March was a tough month. The reality of COVID-19 began to tighten a noose around the neck of America.
The west coast suffered first: the states of Washington and California, Pacific Rim destinations for people fleeing China. But, the east coast wasn’t affected – yet. The man in the White House expressed no interest and/or concern. His advice, “Stop panicking and all of this will go away.” His arms swept the matter aside and his tone was put down and paternalistic in March, like the climate change denier that he is.
That was then – in March – and by now – in June – the prez knows what we suspected then. “It” did not go away.
The dominos began to fall, amping the presence of doom:
- on March 8, the vacation destination of many who wished to escape the ravages of frigid winter ‘back east’, Disneyland closed. We have local friends who are Disney freaks. They reveled in being among the last to enter the gates of “the happiest place on Earth.” No one knew at that time if/when Disneyland would open re-open, but it was a certain sign that Disney execs took ‘it’ seriously.
- On 9 March, most global markets reported severe contractions, mainly in response to the COVID-19 pandemic and an oil price war between Russia and the OPEC countries led by Saudi Arabia. This became colloquially known as Black Monday. At the time ‘it’ was the worst drop since the Great Recession in 2008. Three days later another drop, Black Thursday, Wall Street experienced its largest single-day percentage drop since Black Monday in 1987. Let’s call that a double domino drop. As retirees, my husband and I almost dry-heaved.

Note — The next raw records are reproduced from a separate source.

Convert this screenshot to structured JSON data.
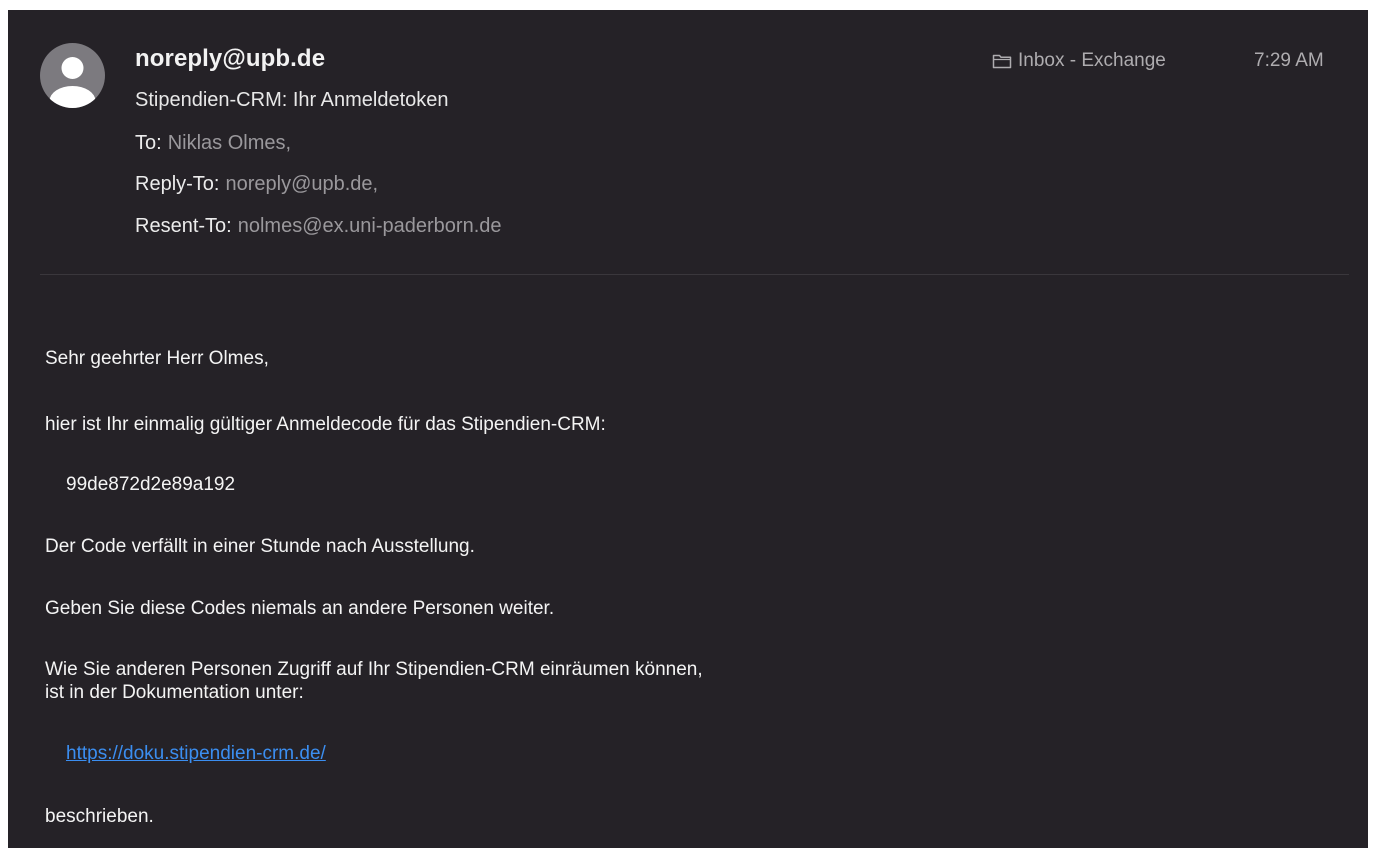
{
  "email": {
    "sender": "noreply@upb.de",
    "subject": "Stipendien-CRM: Ihr Anmeldetoken",
    "to_label": "To:",
    "to_value": "Niklas Olmes,",
    "reply_to_label": "Reply-To:",
    "reply_to_value": "noreply@upb.de,",
    "resent_to_label": "Resent-To:",
    "resent_to_value": "nolmes@ex.uni-paderborn.de",
    "folder": "Inbox - Exchange",
    "folder_icon": "folder-icon",
    "avatar_icon": "person-avatar-icon",
    "time": "7:29 AM"
  },
  "body": {
    "greeting": "Sehr geehrter Herr Olmes,",
    "intro": "hier ist Ihr einmalig gültiger Anmeldecode für das Stipendien-CRM:",
    "code": "99de872d2e89a192",
    "expiry": "Der Code verfällt in einer Stunde nach Ausstellung.",
    "warning": "Geben Sie diese Codes niemals an andere Personen weiter.",
    "access_line1": "Wie Sie anderen Personen Zugriff auf Ihr Stipendien-CRM einräumen können,",
    "access_line2": "ist in der Dokumentation unter:",
    "doc_link": "https://doku.stipendien-crm.de/",
    "closing": "beschrieben."
  },
  "colors": {
    "background": "#252227",
    "link": "#3b8ef0"
  }
}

- on March 19, at the midnight hour, California became the first US state to mandate homestay. ‘It’ was a wise move because COVID-19 had gone viral in New York – and not in a good way. Hospitals were overwhelmed, awash in death, and hobbled by lack of supplies.
- On March 24, after worldwide discussion the 2020 Olympics to be held in Tokyo, was deferred until 2021. Clearly, athletes didn’t want to deep-breathe COVID-19. The Olympic Committee took ‘it’ seriously.
- on March 26, the Indianapolis 500 race, was delayed until August. the race is the single largest one-day attendance of any US sporting events, bringing millions of fans – and billions in revenue – to Indianapolis, Indiana. The race officials and Indianapolis Chamber of Commerce. took ‘it’ seriously.
The march of COVID-19 was insistent. And, as the American people tired of homestay with attendant boredom and inability to pay for rent and other essentials, the states began to re-open.
This caused another domino to drop on our heads. The number of COVID cases increased when people began to mingle with abandon.
Omg, the stock market recouped all its losses… and no one can truly say why. What a topsy-turvy, tilt-a-whirl time!